「なりわいをつくる」を読む
耳貸し屋という「なりわい」を始めようと思います。
ググったところ、こういった「なりわい」は、ほぼ見当たりません。
耳貸し屋は、誰かに話したいことがあるひとの話を聴くというサービスを提供します。
話し手が存分に話せるように、うなづき、相づちを返します。聴いた話をまとめ、伝え返します。
アドバイスや情報提供はしません。
聴くことに特化したサービスです。
なんかモヤモヤする、胸のつかえがとれないというとき、ひとに話を聴いてもらえるとこころが晴れてスッキリする、そんな体験を提供したい。
耳貸し屋を始めるのには、大きな初期投資はいりません。
いつでも、どこでも、できます。
最近、「子連れ狼」をあらためて見ていたところ、思いつきました。
乳母車に立てられたのぼりには、
「子貸し、腕貸しつかまつる」、
と書かれています。
オレに貸せるのは耳くらいかなあとふっと思いついたことですが、やってみてもいいかもと感じています。
子連れ狼の拝一刀は大きな宿願を抱き、一子大五郎と共に冥府魔道の刺客道を歩む、元公儀介錯人。柳生一族との確執から幕府の任を解かれ、一殺500両の刺客として、日本国中を旅しています。
刺客の他にも、いろいろ、「なりわい」とする人たちが登場します。
夜鷹や傘張り浪人、主君の墓守り、大道芸人、その他もろもろ。
そういえば、「百姓」とは百のなりわいをもつひとというのがそもそもの語源だと「なりわいをつくる」という本に書いてあります。
村では、農業はもちろん、石垣をつくれる石屋、藍染をする紺屋、大工、陶工、野鍛冶屋など、多様な仕事を各自が受け持っていたし、春だけ養蜂をやる、冬は藁細工をつくる、杜氏になって酒蔵に出稼ぎをする、といった具合に、一人がいくつもの仕事を持つことは当たり前のことだった。(『ナリワイをつくる』、伊藤洋志)
このような複業が当たり前だった日本人の働き方が、戦後、大量生産を是とする工業化のなかで、職業の専業化がすすんでいき、専業化をすすめていくために年功序列、終身雇用が誕生し、健康保険や年金制度が整備されていきました。都市に人口が集中し、職住分離が進行していったのです。

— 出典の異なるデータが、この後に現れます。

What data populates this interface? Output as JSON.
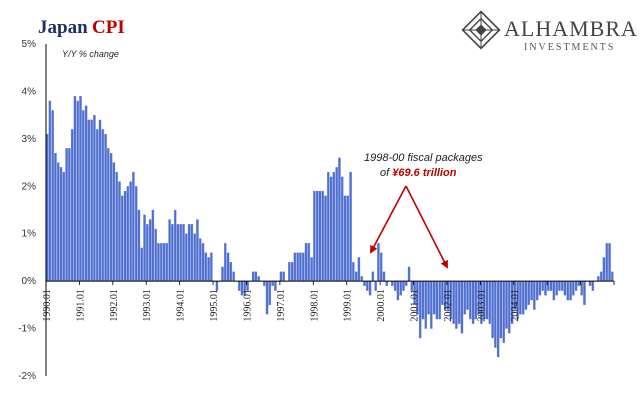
{
  "title": {
    "part1": "Japan",
    "part2": "CPI"
  },
  "logo": {
    "name": "ALHAMBRA",
    "sub": "INVESTMENTS"
  },
  "colors": {
    "bar": "#4f6fd0",
    "bar_edge": "#7f93dd",
    "arrow": "#c00000",
    "title_blue": "#1f2f6b",
    "accent_red": "#c00000"
  },
  "annotation": {
    "line1": "1998-00 fiscal packages",
    "line2_prefix": "of ",
    "line2_highlight": "¥69.6 trillion"
  },
  "chart_data": {
    "type": "bar",
    "ylabel": "Y/Y % change",
    "ylim": [
      -2,
      5
    ],
    "yticks": [
      "-2%",
      "-1%",
      "0%",
      "1%",
      "2%",
      "3%",
      "4%",
      "5%"
    ],
    "xticks": [
      "1990.01",
      "1991.01",
      "1992.01",
      "1993.01",
      "1994.01",
      "1995.01",
      "1996.01",
      "1997.01",
      "1998.01",
      "1999.01",
      "2000.01",
      "2001.01",
      "2002.01",
      "2003.01",
      "2004.01"
    ],
    "start_label": "1990.01",
    "values": [
      3.1,
      3.8,
      3.6,
      2.7,
      2.5,
      2.4,
      2.3,
      2.8,
      2.8,
      3.2,
      3.9,
      3.8,
      3.9,
      3.6,
      3.7,
      3.4,
      3.4,
      3.5,
      3.2,
      3.4,
      3.2,
      3.1,
      2.8,
      2.7,
      2.5,
      2.3,
      2.1,
      1.8,
      1.9,
      2.0,
      2.1,
      2.3,
      2.0,
      1.5,
      0.7,
      1.4,
      1.2,
      1.3,
      1.5,
      1.1,
      0.8,
      0.8,
      0.8,
      0.8,
      1.3,
      1.2,
      1.5,
      1.2,
      1.2,
      1.2,
      1.0,
      1.2,
      1.2,
      1.0,
      1.3,
      0.9,
      0.8,
      0.6,
      0.5,
      0.6,
      0.0,
      -0.2,
      0.0,
      0.3,
      0.8,
      0.6,
      0.4,
      0.2,
      0.0,
      -0.2,
      -0.3,
      -0.3,
      -0.2,
      0.0,
      0.2,
      0.2,
      0.1,
      0.0,
      -0.1,
      -0.7,
      -0.5,
      -0.1,
      -0.2,
      0.0,
      0.2,
      0.2,
      0.0,
      0.4,
      0.4,
      0.6,
      0.6,
      0.6,
      0.6,
      0.8,
      0.8,
      0.5,
      1.9,
      1.9,
      1.9,
      1.9,
      1.8,
      2.3,
      2.2,
      2.3,
      2.4,
      2.6,
      2.2,
      1.8,
      1.8,
      2.3,
      0.4,
      0.2,
      0.5,
      0.1,
      -0.1,
      -0.2,
      -0.3,
      0.2,
      -0.2,
      0.8,
      0.6,
      0.2,
      -0.1,
      0.0,
      -0.1,
      -0.2,
      -0.4,
      -0.3,
      -0.2,
      -0.1,
      0.3,
      -0.2,
      -0.5,
      -0.7,
      -1.2,
      -0.8,
      -1.0,
      -0.7,
      -1.0,
      -0.7,
      -0.8,
      -0.8,
      -0.5,
      -0.6,
      -0.6,
      -0.8,
      -0.9,
      -1.0,
      -0.9,
      -1.1,
      -0.7,
      -0.6,
      -0.8,
      -0.9,
      -0.8,
      -0.7,
      -0.9,
      -0.8,
      -0.8,
      -0.9,
      -1.2,
      -1.4,
      -1.6,
      -1.2,
      -1.3,
      -1.0,
      -1.1,
      -0.9,
      -0.6,
      -0.8,
      -0.7,
      -0.7,
      -0.6,
      -0.5,
      -0.4,
      -0.6,
      -0.4,
      -0.3,
      -0.2,
      -0.3,
      -0.2,
      -0.2,
      -0.4,
      -0.3,
      -0.2,
      -0.2,
      -0.3,
      -0.4,
      -0.4,
      -0.3,
      -0.2,
      -0.1,
      -0.3,
      -0.5,
      0.0,
      -0.1,
      -0.2,
      0.0,
      0.1,
      0.2,
      0.5,
      0.8,
      0.8,
      0.2
    ]
  }
}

ナリワイとは、「個人レベルではじめられて、自分の時間と健康をマネーと交換するのではなく、やればやるほど頭と体が鍛えられ、技が身につく仕事」(同上)です。
それは、たいそうなビジネスプランによって組み立てられていくものではありません。自分の生活にある、身の回りのちょっとしたことを「ナリワイ」にしようというものです。稼ぎよりも生活の充実が最優先事項です。
「ナリワイ」を考えるためには、私たちは「そもそも」という発想で、ふだんの日常を注意深く観察することが必要です。
そもそも、買った途端に価値が下がっていく住宅を、30年の雇用を条件にローンを組み、購入する価値はほんとうにあるのか?
そもそも、「万が一」に備えて保険に入るよりも、病気にならないように健康に努めることが大事なんではないか?
「そもそも」と考え直すことは、このようなライフプラン上の事柄から日常のささいなことまでライフプラン全体に及びます。その意味で、「ナリワイ」とは、キャリアコンサルタントの用語でいえば「ライフキャリア」に相当するものです。
一つの職業につくことにこだわる必要はない。
それよりも、本当に地に足のついた生活力を鍛えよう。
生活力を鍛えていくなかで、仲間がひろがり、仕事を含んだ生活実感が増えていく。
勇気づけられるメッセージだと思います。